The chairman of the Senate committee on media and public affairs, Yemi Adaramodu, has said the Senate has no time for skit-making after suspended Senator Natasha Akpoti-Uduaghan attempted to resume her duties on Tuesday.
It would be recalled that Senator Natasha, who represents Kogi Central, is under a six-month suspension imposed in May after she accused the Senate President, Godswill Akpabio, of victimising her.
On Saturday, she wrote to the Senate that she would be resuming on Tuesday, citing a court ruling recommending that she should be reabsorbed into the Senate in the interest of the people she represents.
She made good her promise to show up on Tuesday, but was stopped from driving into the National Assembly Complex.

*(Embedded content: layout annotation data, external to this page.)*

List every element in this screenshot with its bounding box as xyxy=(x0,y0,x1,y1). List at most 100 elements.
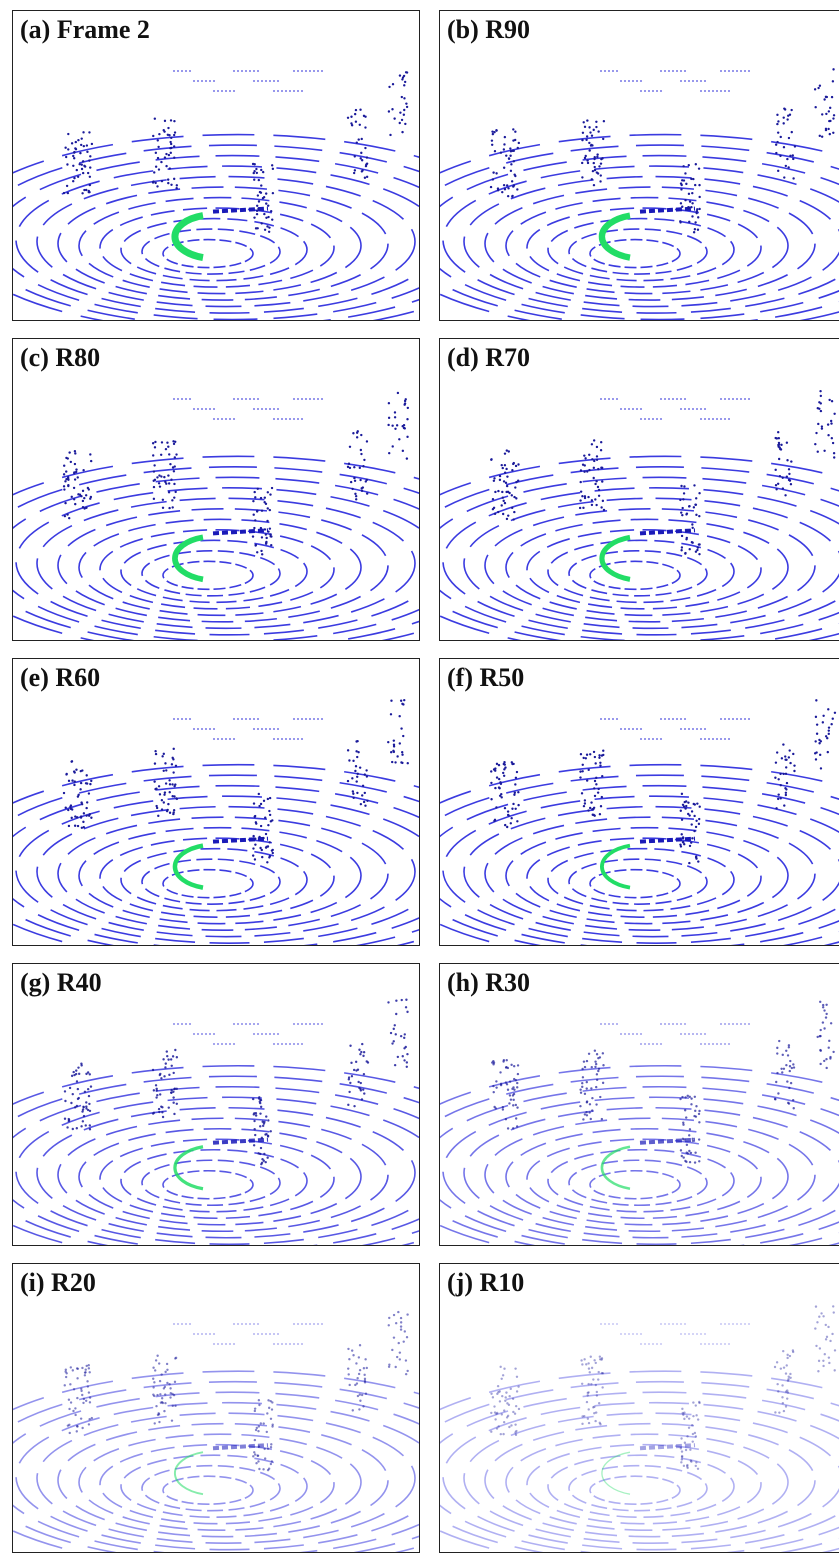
point xyxy=(586,119,589,122)
point xyxy=(785,475,789,478)
point xyxy=(584,457,587,460)
point xyxy=(347,1367,350,1370)
point xyxy=(599,761,602,764)
point xyxy=(787,114,790,117)
point xyxy=(387,740,390,744)
point xyxy=(783,176,786,179)
point xyxy=(784,1390,788,1393)
point xyxy=(347,1347,350,1351)
point xyxy=(690,1460,693,1463)
point xyxy=(161,498,165,501)
point xyxy=(601,1386,604,1389)
point xyxy=(81,499,85,503)
point xyxy=(85,506,88,509)
point xyxy=(503,1367,506,1370)
point xyxy=(688,814,691,817)
point xyxy=(784,1405,788,1408)
point xyxy=(253,1453,257,1456)
point xyxy=(599,1095,602,1099)
point xyxy=(258,804,261,808)
point xyxy=(153,478,157,482)
point xyxy=(75,1104,79,1108)
point xyxy=(352,171,356,175)
point xyxy=(503,763,506,766)
point xyxy=(258,1467,261,1471)
point xyxy=(822,1359,825,1362)
point xyxy=(85,1105,88,1108)
point xyxy=(74,502,77,506)
point xyxy=(252,834,255,838)
point xyxy=(516,1064,520,1067)
point xyxy=(67,808,70,812)
point xyxy=(160,179,164,183)
point xyxy=(497,786,501,789)
point xyxy=(364,164,368,168)
point xyxy=(352,1354,355,1357)
point xyxy=(260,1161,264,1165)
point xyxy=(354,108,358,112)
scan-ring xyxy=(99,1443,335,1525)
point xyxy=(83,165,87,168)
point xyxy=(77,493,80,496)
scan-ring xyxy=(36,1106,416,1239)
point xyxy=(75,1430,78,1433)
point xyxy=(591,169,595,173)
point xyxy=(387,416,391,420)
point xyxy=(696,1467,700,1470)
point xyxy=(170,1091,173,1094)
point xyxy=(682,1123,685,1126)
point xyxy=(584,757,588,760)
point xyxy=(252,847,255,850)
point xyxy=(363,791,367,795)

The embattled Senator disembarked from her car and continued on foot, but was not able to gain entry into the upper chamber.
Speaking on Channels Television’s Politics Today on Tuesday evening, the Senate’s spokesperson, Adaramodu, said Akpoti-Uduaghan was only indulging in “political theatrics”.
He said the Senate had a lot more to deal with than to be watching skit-making and content creation.
Adaramodu said he had always maintained that his colleague, Senator Natasha, was acting for the camera and that it was all about content creation.
He said he had been vindicated, and it was now degenerating into a season film.
Adaramodu said they were lawmakers and were not interested. “We are lawmakers, not actors”, he declared.
The senator said it was not the responsibility of a litigant to enforce a court judgment.
He said that was the job of the court bailiffs, who were empowered to serve orders on those that should be served as prescribed by the court.
Adaramodiu further asserted that the federal high court did not invalidate Akpoti-Uduaghan’s suspension.
The Senate spokesperson said the same court ordered Natasha to pay a N5 million fine and retract a social media post, but she appealed the ruling.
He wondered why someone who appealed a court order was still trying to enforce it as if it were final.
The senator said by virtue of section 60 of the Nigerian constitution, the Senate did not overreach itself by disciplining an erring member.
On why the suspended senator was not allowed in, Adaramodu said her approach was confrontational.
He said anyone approaching the National Assembly with a placard-carrying mob, chanting war songs, would definitely not be allowed in.